- The paper proposes a novel self-consistency reranking strategy that integrates diverse prompt templates and item indices for sequential recommendation.
- The methodology employs hierarchical quantization with collaborative and semantic embeddings to capture complementary knowledge.
- Empirical results on real-world datasets show up to a 22.45% improvement in Hit@10 over state-of-the-art methods.
SC-Rec: Enhancing Generative Retrieval with Self-Consistent Reranking for Sequential Recommendation
The paper "SC-Rec: Enhancing Generative Retrieval with Self-Consistent Reranking for Sequential Recommendation" presents a nuanced approach to improving sequential recommendation systems by leveraging diverse prompt templates and heterogeneous item indices. The core innovation lies in the SC-Rec framework, which aims to integrate complementary knowledge derived from varied outputs of a recommendation model into a coherent, self-consistent system.
Background and Motivation
Sequential recommendations aim to predict a user's next interaction by capturing the user's historical interaction patterns. With the advancements in generative LMs, recommender systems have started to leverage these models to generate item sequences directly. Traditional methods have focused on generating item indices based on either textual semantics or collaborative information. However, the standalone effectiveness of these aspects, while demonstrated, lacks exploration in integrated scenarios.
Contributions
The authors identify a significant knowledge gap in existing literature—how diverse item indices and prompt templates can be integrated into a unified system for sequential recommendation, thus extracting complementary knowledge from these varied inputs. The primary contributions of the paper are:
- Unified Model for Diverse Indices and Prompts: SC-Rec integrates two distinct item indices and multiple prompt templates to enhance the generative retrieval process.
- Self-Consistency Reranking Strategy: The paper introduces a novel reranking strategy that aggregates various ranking results based on different indices and prompts, achieving self-consistency in model predictions.
- Empirical Validation: Extensive experiments on three real-world datasets demonstrate SC-Rec's superior performance compared to state-of-the-art methods in sequential recommendation.
Methodology
Item Multi-Index Generation
The authors generate two types of item indices based on collaborative (CeID) and semantic embeddings (SeID) through a hierarchical quantization process using RQ-VAE. This process ensures rich and diverse item representations, crucial for capturing complementary knowledge.
Multi-Index Recommender Training
The P5 model, fine-tuned for sequential recommendation, serves as the backbone of SC-Rec. This model employs prompt templates to encode user interactions and generates predictions based on the provided item indices. The integration of heterogeneous indices into a single model allows the system to learn and predict based on a richer context.
Reranking Strategy
The reranking strategy is pivotal to SC-Rec's success. It uses self-consistency scores derived from "confidence" and "consistency" metrics. Confidence measures how often an item is ranked near the top, while consistency measures the stability of an item's ranking across different prompts. By combining these metrics, SC-Rec aggregates the most reliable recommendations from diverse outputs, ensuring robust performance.
Empirical Results
The SC-Rec framework is validated against three datasets: Amazon Beauty, Amazon Sports, and Yelp. In these experiments, SC-Rec consistently outperformed state-of-the-art methods, demonstrating its effectiveness in integrating complementary knowledge from diverse sources. Specifically, SC-Rec showed an improvement of up to 22.45% in Hit@10 over the best baseline method.
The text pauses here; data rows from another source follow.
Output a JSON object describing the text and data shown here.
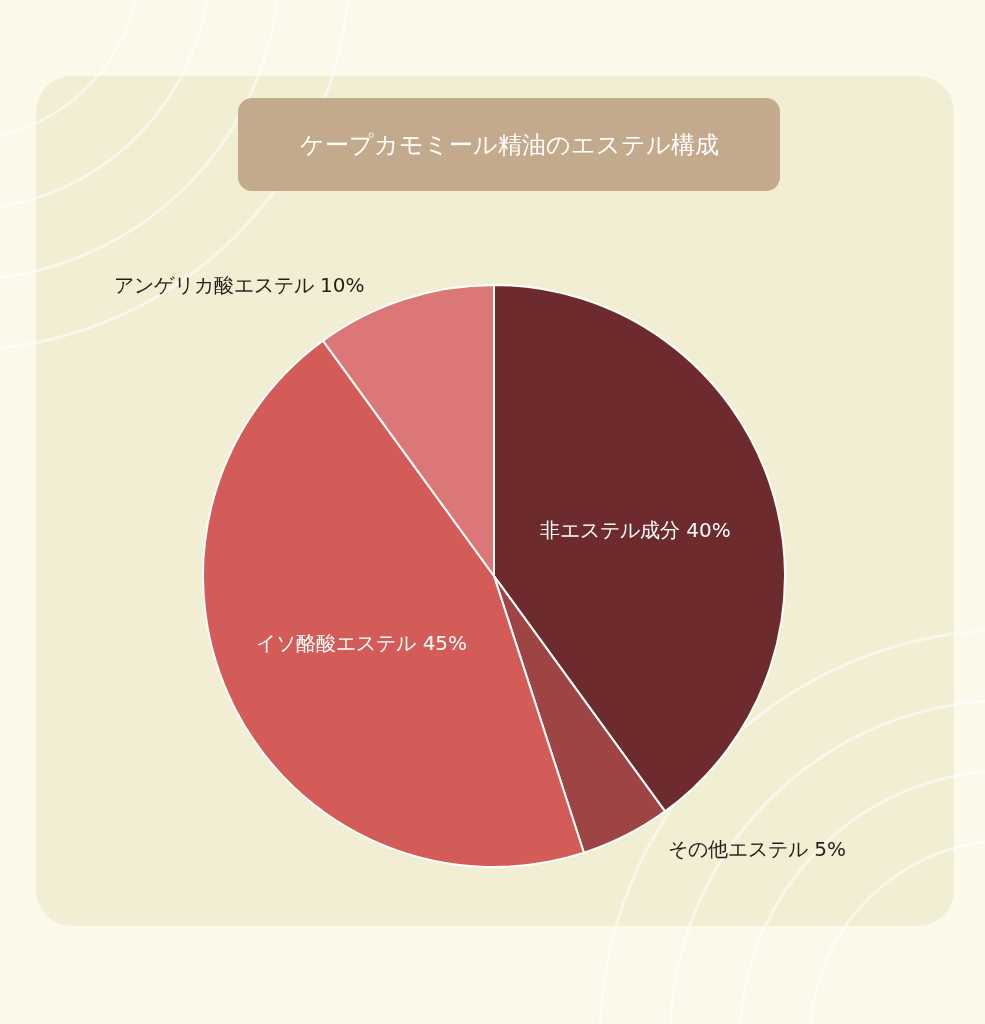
{
  "chart_data": {
    "type": "pie",
    "title": "ケープカモミール精油のエステル構成",
    "categories": [
      "非エステル成分",
      "その他エステル",
      "イソ酪酸エステル",
      "アンゲリカ酸エステル"
    ],
    "values": [
      40,
      5,
      45,
      10
    ],
    "value_labels": [
      "40%",
      "5%",
      "45%",
      "10%"
    ],
    "colors": [
      "#6d2b2d",
      "#9e4444",
      "#d45c58",
      "#dc7777"
    ]
  }
}
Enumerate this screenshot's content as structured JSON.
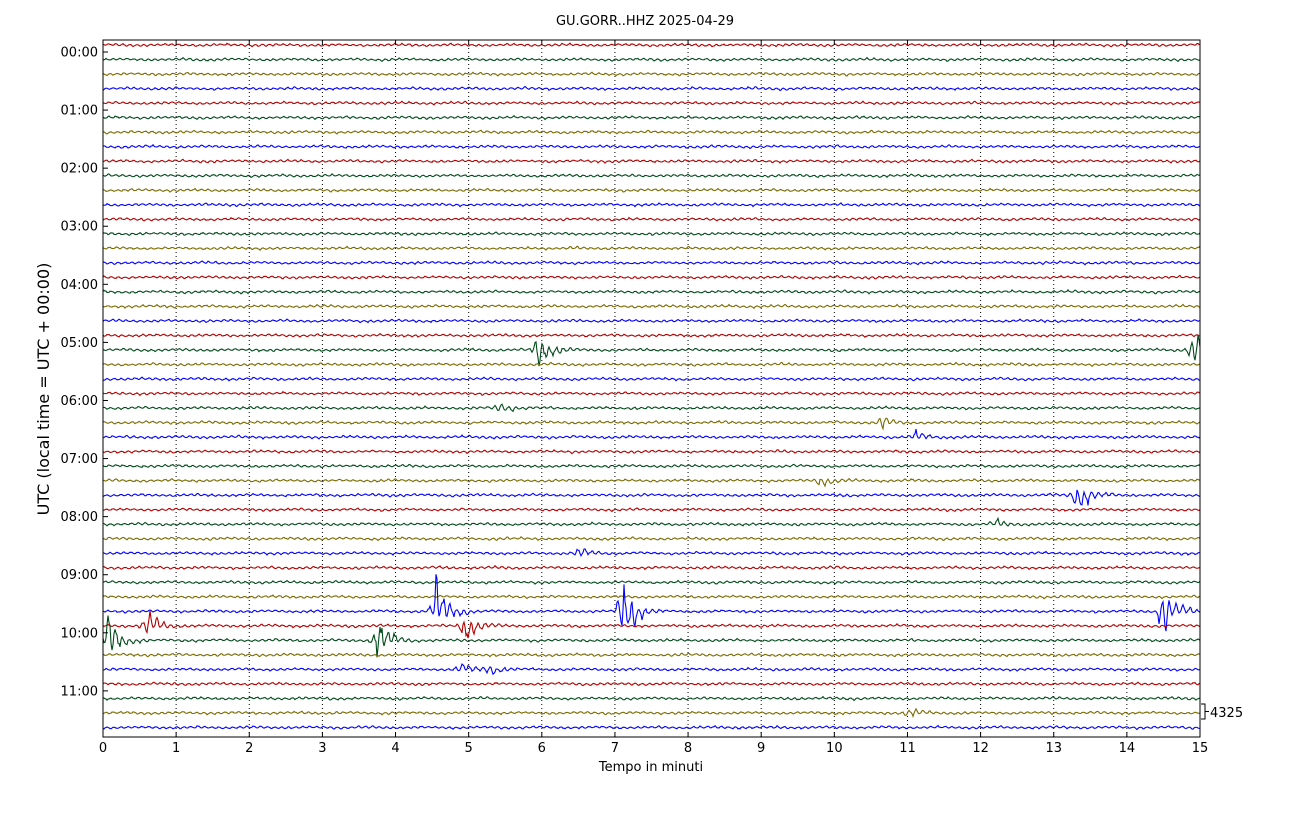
{
  "chart_data": {
    "type": "line",
    "title": "GU.GORR..HHZ 2025-04-29",
    "xlabel": "Tempo in minuti",
    "ylabel": "UTC (local time = UTC + 00:00)",
    "xlim": [
      0,
      15
    ],
    "x_ticks": [
      "0",
      "1",
      "2",
      "3",
      "4",
      "5",
      "6",
      "7",
      "8",
      "9",
      "10",
      "11",
      "12",
      "13",
      "14",
      "15"
    ],
    "y_ticks": [
      "00:00",
      "01:00",
      "02:00",
      "03:00",
      "04:00",
      "05:00",
      "06:00",
      "07:00",
      "08:00",
      "09:00",
      "10:00",
      "11:00"
    ],
    "trace_count": 48,
    "trace_interval_minutes": 15,
    "trace_colors": [
      "#b00000",
      "#004a1a",
      "#7a6a00",
      "#0000ff"
    ],
    "scale_label": "4325",
    "grid": "x-dotted",
    "events": [
      {
        "trace": 21,
        "minute": 5.95,
        "amp": 1.3
      },
      {
        "trace": 21,
        "minute": 14.9,
        "amp": 1.7
      },
      {
        "trace": 25,
        "minute": 5.4,
        "amp": 0.3
      },
      {
        "trace": 26,
        "minute": 10.65,
        "amp": 0.45
      },
      {
        "trace": 27,
        "minute": 11.1,
        "amp": 0.3
      },
      {
        "trace": 30,
        "minute": 9.8,
        "amp": 0.35
      },
      {
        "trace": 31,
        "minute": 13.3,
        "amp": 1.1
      },
      {
        "trace": 33,
        "minute": 12.2,
        "amp": 0.25
      },
      {
        "trace": 35,
        "minute": 6.5,
        "amp": 0.3
      },
      {
        "trace": 39,
        "minute": 4.55,
        "amp": 1.9
      },
      {
        "trace": 39,
        "minute": 7.1,
        "amp": 1.9
      },
      {
        "trace": 39,
        "minute": 14.5,
        "amp": 1.9
      },
      {
        "trace": 40,
        "minute": 0.6,
        "amp": 0.9
      },
      {
        "trace": 40,
        "minute": 4.95,
        "amp": 1.1
      },
      {
        "trace": 41,
        "minute": 0.05,
        "amp": 1.7
      },
      {
        "trace": 41,
        "minute": 3.75,
        "amp": 1.2
      },
      {
        "trace": 43,
        "minute": 4.9,
        "amp": 0.4
      },
      {
        "trace": 43,
        "minute": 5.3,
        "amp": 0.35
      },
      {
        "trace": 46,
        "minute": 11.0,
        "amp": 0.25
      }
    ]
  }
}
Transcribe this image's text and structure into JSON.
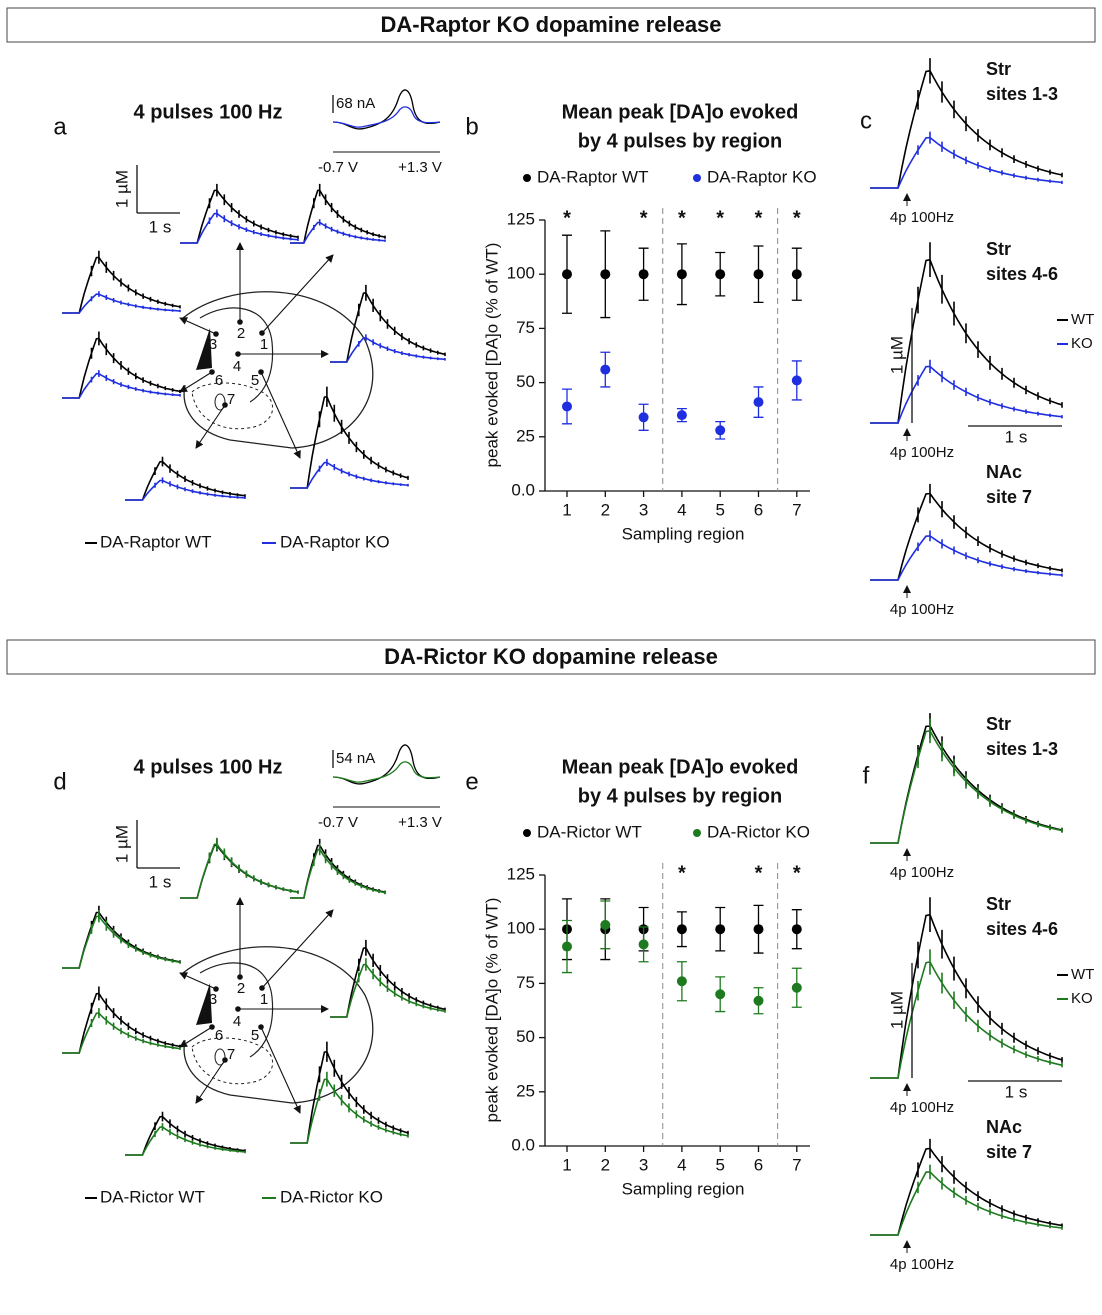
{
  "sections": [
    {
      "title": "DA-Raptor KO dopamine release",
      "panel_labels": [
        "a",
        "b",
        "c"
      ],
      "traces": {
        "title": "4 pulses 100 Hz",
        "cv_current": "68 nA",
        "cv_v_start": "-0.7 V",
        "cv_v_end": "+1.3 V",
        "scale_y": "1 µM",
        "scale_x": "1 s",
        "sites": [
          "1",
          "2",
          "3",
          "4",
          "5",
          "6",
          "7"
        ]
      },
      "regions": {
        "groups": [
          {
            "name": "Str",
            "sites": "sites 1-3"
          },
          {
            "name": "Str",
            "sites": "sites 4-6"
          },
          {
            "name": "NAc",
            "sites": "site 7"
          }
        ],
        "stimulus": "4p 100Hz",
        "scale_y": "1 µM",
        "scale_x": "1 s",
        "legend": [
          "WT",
          "KO"
        ]
      }
    },
    {
      "title": "DA-Rictor KO dopamine release",
      "panel_labels": [
        "d",
        "e",
        "f"
      ],
      "traces": {
        "title": "4 pulses 100 Hz",
        "cv_current": "54 nA",
        "cv_v_start": "-0.7 V",
        "cv_v_end": "+1.3 V",
        "scale_y": "1 µM",
        "scale_x": "1 s",
        "sites": [
          "1",
          "2",
          "3",
          "4",
          "5",
          "6",
          "7"
        ]
      },
      "regions": {
        "groups": [
          {
            "name": "Str",
            "sites": "sites 1-3"
          },
          {
            "name": "Str",
            "sites": "sites 4-6"
          },
          {
            "name": "NAc",
            "sites": "site 7"
          }
        ],
        "stimulus": "4p 100Hz",
        "scale_y": "1 µM",
        "scale_x": "1 s",
        "legend": [
          "WT",
          "KO"
        ]
      }
    }
  ],
  "chart_data": [
    {
      "type": "errorbar",
      "title": [
        "Mean peak [DA]o evoked",
        "by 4 pulses by region"
      ],
      "xlabel": "Sampling region",
      "ylabel": "peak evoked [DA]o (% of WT)",
      "categories": [
        "1",
        "2",
        "3",
        "4",
        "5",
        "6",
        "7"
      ],
      "series": [
        {
          "name": "DA-Raptor WT",
          "color": "#000000",
          "values": [
            100,
            100,
            100,
            100,
            100,
            100,
            100
          ],
          "errors": [
            18,
            20,
            12,
            14,
            10,
            13,
            12
          ]
        },
        {
          "name": "DA-Raptor KO",
          "color": "#1f2fe0",
          "values": [
            39,
            56,
            34,
            35,
            28,
            41,
            51
          ],
          "errors": [
            8,
            8,
            6,
            3,
            4,
            7,
            9
          ]
        }
      ],
      "significance": [
        "*",
        null,
        "*",
        "*",
        "*",
        "*",
        "*"
      ],
      "ylim": [
        0,
        125
      ],
      "yticks": [
        {
          "value": 0,
          "label": "0.0"
        },
        25,
        50,
        75,
        100,
        125
      ]
    },
    {
      "type": "errorbar",
      "title": [
        "Mean peak [DA]o evoked",
        "by 4 pulses by region"
      ],
      "xlabel": "Sampling region",
      "ylabel": "peak evoked [DA]o (% of WT)",
      "categories": [
        "1",
        "2",
        "3",
        "4",
        "5",
        "6",
        "7"
      ],
      "series": [
        {
          "name": "DA-Rictor WT",
          "color": "#000000",
          "values": [
            100,
            100,
            100,
            100,
            100,
            100,
            100
          ],
          "errors": [
            14,
            14,
            10,
            8,
            10,
            11,
            9
          ]
        },
        {
          "name": "DA-Rictor KO",
          "color": "#1e7a1e",
          "values": [
            92,
            102,
            93,
            76,
            70,
            67,
            73
          ],
          "errors": [
            12,
            11,
            8,
            9,
            8,
            6,
            9
          ]
        }
      ],
      "significance": [
        null,
        null,
        null,
        "*",
        null,
        "*",
        "*"
      ],
      "ylim": [
        0,
        125
      ],
      "yticks": [
        {
          "value": 0,
          "label": "0.0"
        },
        25,
        50,
        75,
        100,
        125
      ]
    }
  ]
}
Analysis and Future Directions
The analysis section underscores the significant impact of using multiple prompt templates and heterogeneous item indices. The results show a strong positive correlation between the number of prompts and recommendation performance, supporting the strategy of leveraging diverse inputs.
The paper opens avenues for future research to explore computational efficiency aspects of SC-Rec, given the higher computational costs associated with its extensive reranking strategy. Moreover, there is potential for SC-Rec to be adapted across various domains beyond recommendation systems, benefiting from the integration of diverse information sources.
Conclusion
SC-Rec represents a significant advancement in the field of sequential recommendation by effectively integrating heterogeneous information into a unified model. The framework's novel use of self-consistency for reranking iteratively refines predictions, ensuring that the final recommendations are both accurate and reliable. This paper provides a meaningful contribution to the literature, setting a foundation for further exploration into multi-source integration in recommendation systems.